Advisors Increasingly See the Benefits of ETFs

September 08, 2008 at 2:00 pm by Tom Lydon

More and more advisors are making exchange traded funds (ETFs) a factor in their businesses. If your investments are handled by an advisor, it could have implications for your returns, risk and tax bill.

ETFs have given investors and advisors alike the opportunity to lower expenses, add greater diversification to portfolios and provide clients with better returns with lower risk.

There are more than 800 ETFs available, so investors and advisors can get exposure to a variety of investments, says Jonathan Burton for MarketWatch. If you need a fund that tracks the S&P 500, that can be accessed with the SPDRs (SPY). Likewise, there are ways to get exposure to small-caps, currencies, solar power, nanotechnology and more.

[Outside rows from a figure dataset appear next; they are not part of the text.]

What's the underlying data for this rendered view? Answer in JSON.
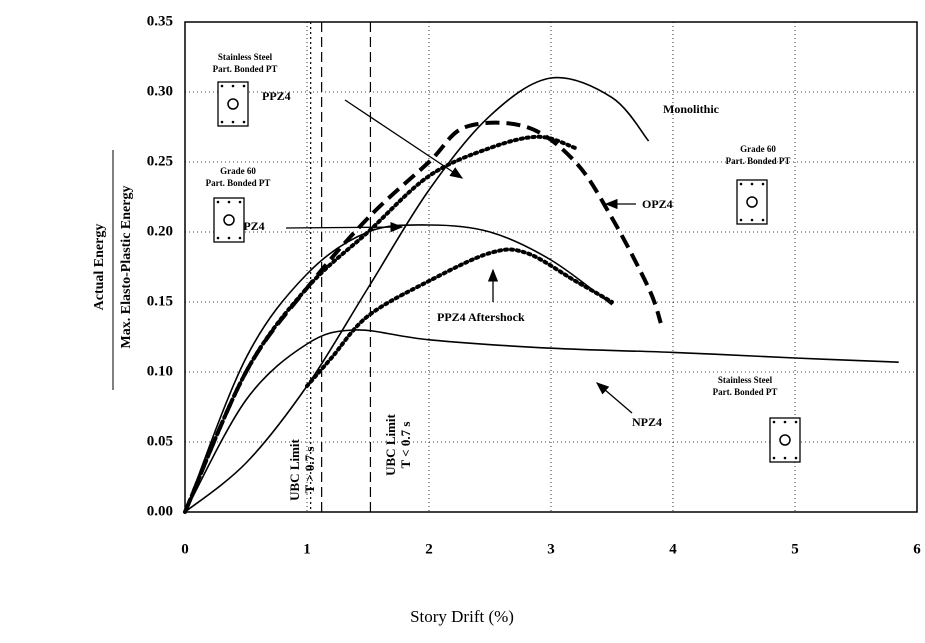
{
  "chart_data": {
    "type": "line",
    "x_label": "Story Drift (%)",
    "y_label_top": "Actual Energy",
    "y_label_bottom": "Max. Elasto-Plastic Energy",
    "xlim": [
      0,
      6
    ],
    "xticks": [
      0,
      1,
      2,
      3,
      4,
      5,
      6
    ],
    "ylim": [
      0,
      0.35
    ],
    "yticks": [
      {
        "value": 0,
        "label": "0.00"
      },
      0.05,
      {
        "value": 0.1,
        "label": "0.10"
      },
      0.15,
      {
        "value": 0.2,
        "label": "0.20"
      },
      0.25,
      {
        "value": 0.3,
        "label": "0.30"
      },
      0.35
    ],
    "grid": true,
    "series": [
      {
        "name": "Monolithic",
        "color": "#000000",
        "style": "solid",
        "x": [
          0,
          0.5,
          1,
          1.5,
          2,
          2.5,
          3,
          3.5,
          3.8
        ],
        "values": [
          0,
          0.035,
          0.09,
          0.16,
          0.23,
          0.283,
          0.31,
          0.296,
          0.265
        ]
      },
      {
        "name": "PPZ4",
        "color": "#000000",
        "style": "dotted",
        "x": [
          0,
          0.5,
          1,
          1.5,
          2,
          2.5,
          2.9,
          3.2
        ],
        "values": [
          0,
          0.1,
          0.16,
          0.2,
          0.24,
          0.26,
          0.268,
          0.26
        ]
      },
      {
        "name": "OPZ4",
        "color": "#000000",
        "style": "dashed",
        "x": [
          0,
          0.5,
          1,
          1.5,
          2,
          2.3,
          2.8,
          3.2,
          3.5,
          3.8,
          3.9
        ],
        "values": [
          0,
          0.1,
          0.16,
          0.21,
          0.25,
          0.275,
          0.275,
          0.25,
          0.21,
          0.16,
          0.135
        ]
      },
      {
        "name": "MPZ4",
        "color": "#000000",
        "style": "solid",
        "x": [
          0,
          0.5,
          1,
          1.5,
          2,
          2.5,
          3,
          3.5
        ],
        "values": [
          0,
          0.11,
          0.17,
          0.2,
          0.205,
          0.2,
          0.18,
          0.148
        ]
      },
      {
        "name": "PPZ4 Aftershock",
        "color": "#000000",
        "style": "dotted",
        "x": [
          1,
          1.2,
          1.5,
          2,
          2.5,
          2.8,
          3.2,
          3.5
        ],
        "values": [
          0.09,
          0.11,
          0.14,
          0.165,
          0.185,
          0.185,
          0.165,
          0.15
        ]
      },
      {
        "name": "NPZ4",
        "color": "#000000",
        "style": "solid",
        "x": [
          0,
          0.5,
          1,
          1.4,
          2,
          3,
          4,
          5,
          5.85
        ],
        "values": [
          0,
          0.08,
          0.12,
          0.13,
          0.123,
          0.117,
          0.114,
          0.11,
          0.107
        ]
      }
    ],
    "reference_lines": [
      {
        "x": 1.03,
        "style": "dotted"
      },
      {
        "x": 1.12,
        "style": "dashed"
      },
      {
        "x": 1.52,
        "style": "dashed"
      }
    ],
    "limit_labels": [
      [
        "UBC Limit",
        "T > 0.7 s"
      ],
      [
        "UBC Limit",
        "T < 0.7 s"
      ]
    ],
    "detail_notes": [
      [
        "Stainless Steel",
        "Part. Bonded PT"
      ],
      [
        "Grade 60",
        "Part. Bonded PT"
      ],
      [
        "Grade 60",
        "Part. Bonded PT"
      ],
      [
        "Stainless Steel",
        "Part. Bonded PT"
      ]
    ]
  }
}
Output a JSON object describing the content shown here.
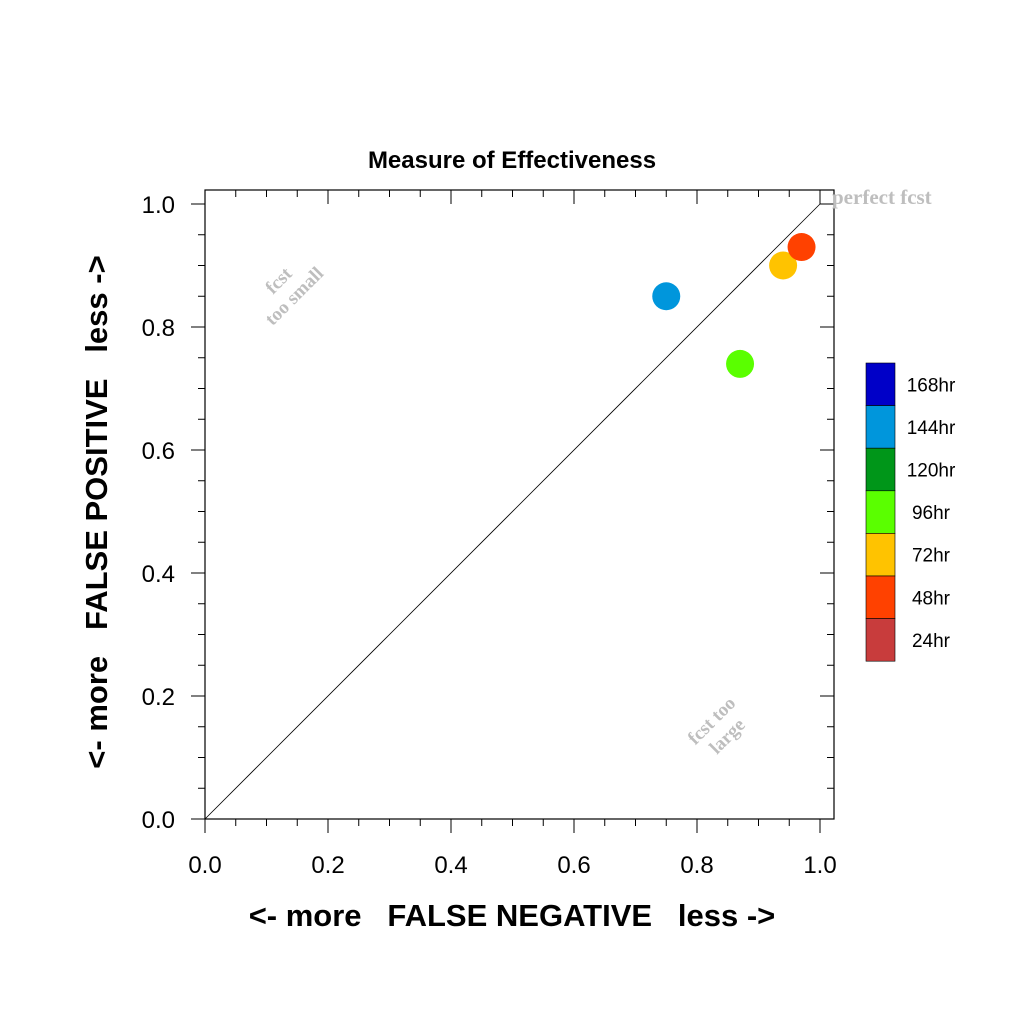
{
  "chart_data": {
    "type": "scatter",
    "title": "Measure of Effectiveness",
    "xlabel": "<- more   FALSE NEGATIVE   less ->",
    "ylabel": "<- more   FALSE POSITIVE   less ->",
    "xlim": [
      0.0,
      1.0
    ],
    "ylim": [
      0.0,
      1.0
    ],
    "xticks": [
      "0.0",
      "0.2",
      "0.4",
      "0.6",
      "0.8",
      "1.0"
    ],
    "yticks": [
      "0.0",
      "0.2",
      "0.4",
      "0.6",
      "0.8",
      "1.0"
    ],
    "grid": false,
    "reference_line": "diagonal from (0,0) to (1,1)",
    "annotations": {
      "perfect": "perfect fcst",
      "small_line1": "fcst",
      "small_line2": "too small",
      "large_line1": "fcst too",
      "large_line2": "large"
    },
    "legend": {
      "placement": "right",
      "entries": [
        {
          "label": "168hr",
          "color": "#0000c8"
        },
        {
          "label": "144hr",
          "color": "#0096dc"
        },
        {
          "label": "120hr",
          "color": "#009619"
        },
        {
          "label": "96hr",
          "color": "#5aff00"
        },
        {
          "label": "72hr",
          "color": "#ffc300"
        },
        {
          "label": "48hr",
          "color": "#ff4100"
        },
        {
          "label": "24hr",
          "color": "#c83c3c"
        }
      ]
    },
    "points": [
      {
        "series": "144hr",
        "x": 0.75,
        "y": 0.85,
        "color": "#0096dc"
      },
      {
        "series": "96hr",
        "x": 0.87,
        "y": 0.74,
        "color": "#5aff00"
      },
      {
        "series": "72hr",
        "x": 0.94,
        "y": 0.9,
        "color": "#ffc300"
      },
      {
        "series": "48hr",
        "x": 0.97,
        "y": 0.93,
        "color": "#ff4100"
      }
    ]
  }
}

The range of choices available are just one of several reasons advisors have been moving into ETFs. Many are frustrated with actively managed mutual funds, which generally have big expenses ratios and a poor track record at beating the market.

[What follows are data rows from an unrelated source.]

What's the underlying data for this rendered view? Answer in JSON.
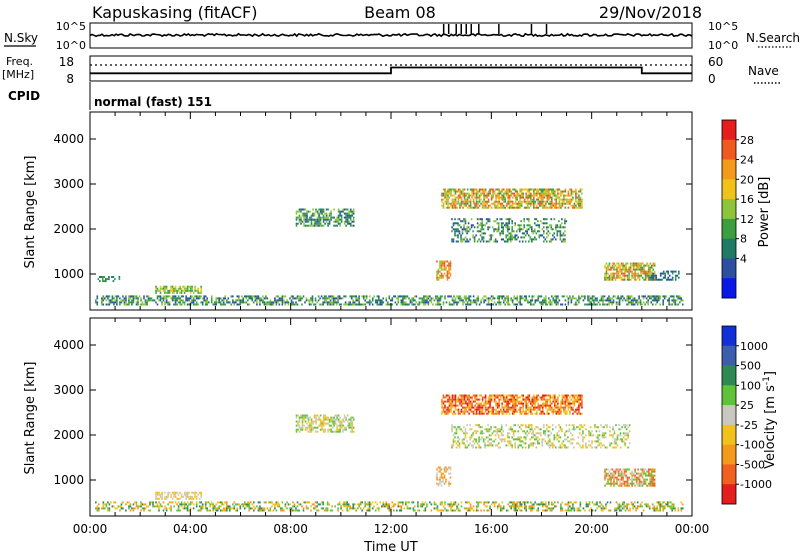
{
  "header": {
    "station": "Kapuskasing (fitACF)",
    "beam": "Beam 08",
    "date": "29/Nov/2018"
  },
  "nsky_panel": {
    "left_label": "N.Sky",
    "right_label": "N.Search",
    "ticks_left": [
      "10^5",
      "10^0"
    ],
    "ticks_right": [
      "10^5",
      "10^0"
    ],
    "spike_hours": [
      14.1,
      14.3,
      14.6,
      14.8,
      15.0,
      15.2,
      15.5,
      16.3,
      17.6,
      18.2
    ]
  },
  "freq_panel": {
    "left_label": "Freq.",
    "left_unit": "[MHz]",
    "right_label": "Nave",
    "ticks_left": [
      "18",
      "8"
    ],
    "ticks_right": [
      "60",
      "0"
    ],
    "freq_steps": [
      {
        "from": 0,
        "to": 12,
        "mhz": 10.5
      },
      {
        "from": 12,
        "to": 22,
        "mhz": 13.5
      },
      {
        "from": 22,
        "to": 24,
        "mhz": 10.5
      }
    ]
  },
  "cpid": {
    "label": "CPID",
    "mode": "normal (fast) 151"
  },
  "chart_data": [
    {
      "type": "heatmap",
      "quantity": "Power",
      "ylabel": "Slant Range [km]",
      "ylim": [
        200,
        4600
      ],
      "yticks": [
        "1000",
        "2000",
        "3000",
        "4000"
      ],
      "xlim_hours": [
        0,
        24
      ],
      "colorbar": {
        "label": "Power [dB]",
        "ticks": [
          "4",
          "8",
          "12",
          "16",
          "20",
          "24",
          "28"
        ],
        "colors": [
          "#0a18e6",
          "#2e4fa0",
          "#1f7a63",
          "#3b9f3f",
          "#8fc43a",
          "#f0c21a",
          "#f39a1a",
          "#f05a1e",
          "#e41d1d"
        ]
      },
      "regions": [
        {
          "t0": 0.2,
          "t1": 23.6,
          "r0": 300,
          "r1": 520,
          "values": [
            4,
            8,
            12,
            16
          ],
          "density": 0.55
        },
        {
          "t0": 0.3,
          "t1": 1.2,
          "r0": 820,
          "r1": 930,
          "values": [
            8,
            12
          ],
          "density": 0.4
        },
        {
          "t0": 2.6,
          "t1": 4.4,
          "r0": 560,
          "r1": 700,
          "values": [
            16,
            20,
            12
          ],
          "density": 0.65
        },
        {
          "t0": 8.2,
          "t1": 10.5,
          "r0": 2050,
          "r1": 2450,
          "values": [
            8,
            12,
            16,
            4
          ],
          "density": 0.6
        },
        {
          "t0": 13.8,
          "t1": 14.4,
          "r0": 850,
          "r1": 1300,
          "values": [
            24,
            28,
            16
          ],
          "density": 0.6
        },
        {
          "t0": 14.0,
          "t1": 19.6,
          "r0": 2450,
          "r1": 2900,
          "values": [
            16,
            20,
            24,
            28,
            12
          ],
          "density": 0.7
        },
        {
          "t0": 14.4,
          "t1": 19.0,
          "r0": 1700,
          "r1": 2200,
          "values": [
            8,
            12,
            16,
            4
          ],
          "density": 0.35
        },
        {
          "t0": 20.5,
          "t1": 22.5,
          "r0": 850,
          "r1": 1250,
          "values": [
            24,
            28,
            20,
            16,
            12
          ],
          "density": 0.75
        },
        {
          "t0": 22.3,
          "t1": 23.5,
          "r0": 850,
          "r1": 1050,
          "values": [
            4,
            8,
            12
          ],
          "density": 0.5
        }
      ]
    },
    {
      "type": "heatmap",
      "quantity": "Velocity",
      "ylabel": "Slant Range [km]",
      "ylim": [
        200,
        4600
      ],
      "yticks": [
        "1000",
        "2000",
        "3000",
        "4000"
      ],
      "xlim_hours": [
        0,
        24
      ],
      "xticks": [
        "00:00",
        "04:00",
        "08:00",
        "12:00",
        "16:00",
        "20:00",
        "00:00"
      ],
      "xlabel": "Time UT",
      "colorbar": {
        "label": "Velocity  [m s",
        "label_sup": "-1",
        "label_end": "]",
        "ticks": [
          "1000",
          "500",
          "100",
          "25",
          "-25",
          "-100",
          "-500",
          "-1000"
        ],
        "colors": [
          "#1230d8",
          "#3c5eac",
          "#2e8a52",
          "#5fc23a",
          "#c8c8c0",
          "#f0c21a",
          "#f39a1a",
          "#f0601e",
          "#e41d1d"
        ]
      },
      "regions": [
        {
          "t0": 0.2,
          "t1": 23.6,
          "r0": 300,
          "r1": 520,
          "values": [
            25,
            100,
            -100,
            -25
          ],
          "density": 0.45
        },
        {
          "t0": 2.6,
          "t1": 4.4,
          "r0": 560,
          "r1": 700,
          "values": [
            0,
            -25
          ],
          "density": 0.55
        },
        {
          "t0": 8.2,
          "t1": 10.5,
          "r0": 2050,
          "r1": 2450,
          "values": [
            0,
            -25,
            25
          ],
          "density": 0.6
        },
        {
          "t0": 13.8,
          "t1": 14.4,
          "r0": 850,
          "r1": 1300,
          "values": [
            0,
            -100
          ],
          "density": 0.5
        },
        {
          "t0": 14.0,
          "t1": 19.6,
          "r0": 2450,
          "r1": 2900,
          "values": [
            -100,
            -500,
            -1000,
            -25
          ],
          "density": 0.7
        },
        {
          "t0": 14.4,
          "t1": 21.5,
          "r0": 1700,
          "r1": 2200,
          "values": [
            0,
            -25,
            25
          ],
          "density": 0.35
        },
        {
          "t0": 20.5,
          "t1": 22.5,
          "r0": 850,
          "r1": 1250,
          "values": [
            -100,
            -500,
            0,
            25
          ],
          "density": 0.7
        }
      ]
    }
  ]
}
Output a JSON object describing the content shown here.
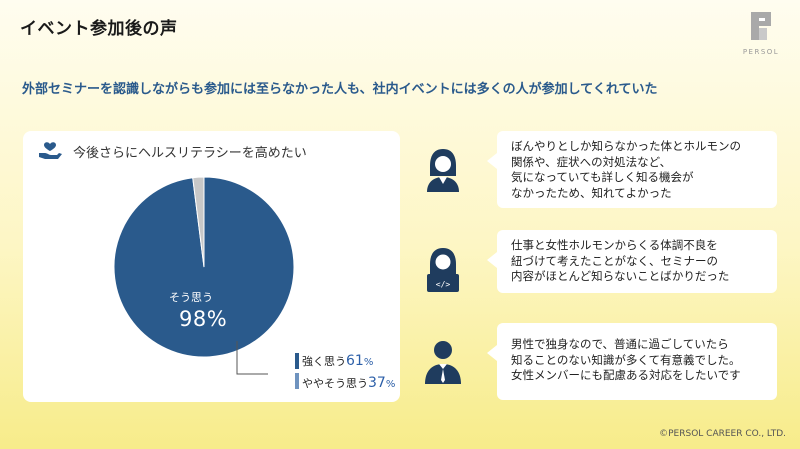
{
  "slide": {
    "title": "イベント参加後の声",
    "subtitle": "外部セミナーを認識しながらも参加には至らなかった人も、社内イベントには多くの人が参加してくれていた",
    "copyright": "©PERSOL CAREER CO., LTD."
  },
  "logo": {
    "text": "PERSOL"
  },
  "panel": {
    "icon": "heart-hand-icon",
    "title": "今後さらにヘルスリテラシーを高めたい",
    "pie_label": "そう思う",
    "pie_pct": "98%",
    "breakdown": [
      {
        "label": "強く思う",
        "num": "61",
        "unit": "%"
      },
      {
        "label": "ややそう思う",
        "num": "37",
        "unit": "%"
      }
    ]
  },
  "chart_data": {
    "type": "pie",
    "title": "今後さらにヘルスリテラシーを高めたい",
    "slices": [
      {
        "label": "そう思う",
        "value": 98,
        "color": "#2a5a8c"
      },
      {
        "label": "",
        "value": 2,
        "color": "#c8c8c8"
      }
    ]
  },
  "testimonials": [
    {
      "icon": "woman-avatar-icon",
      "lines": [
        "ぼんやりとしか知らなかった体とホルモンの",
        "関係や、症状への対処法など、",
        "気になっていても詳しく知る機会が",
        "なかったため、知れてよかった"
      ]
    },
    {
      "icon": "developer-avatar-icon",
      "lines": [
        "仕事と女性ホルモンからくる体調不良を",
        "紐づけて考えたことがなく、セミナーの",
        "内容がほとんど知らないことばかりだった"
      ]
    },
    {
      "icon": "businessman-avatar-icon",
      "lines": [
        "男性で独身なので、普通に過ごしていたら",
        "知ることのない知識が多くて有意義でした。",
        "女性メンバーにも配慮ある対応をしたいです"
      ]
    }
  ],
  "colors": {
    "accent": "#2a5a8c",
    "pie_main": "#2a5a8c",
    "pie_rest": "#c8c8c8"
  }
}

Burton cautions investors to be mindful of taxes and trading costs, though. How often are you adding new money? ETFs have transaction fees, just like stocks do, and if you’re dollar-cost averaging in small amounts, ETFs might not make the most sense.

But ETFs are very tax-efficient - they don’t generate capital gains until the fund is sold. Advisors can be hands-on about managing the tax bite, selling losers to offset any gains.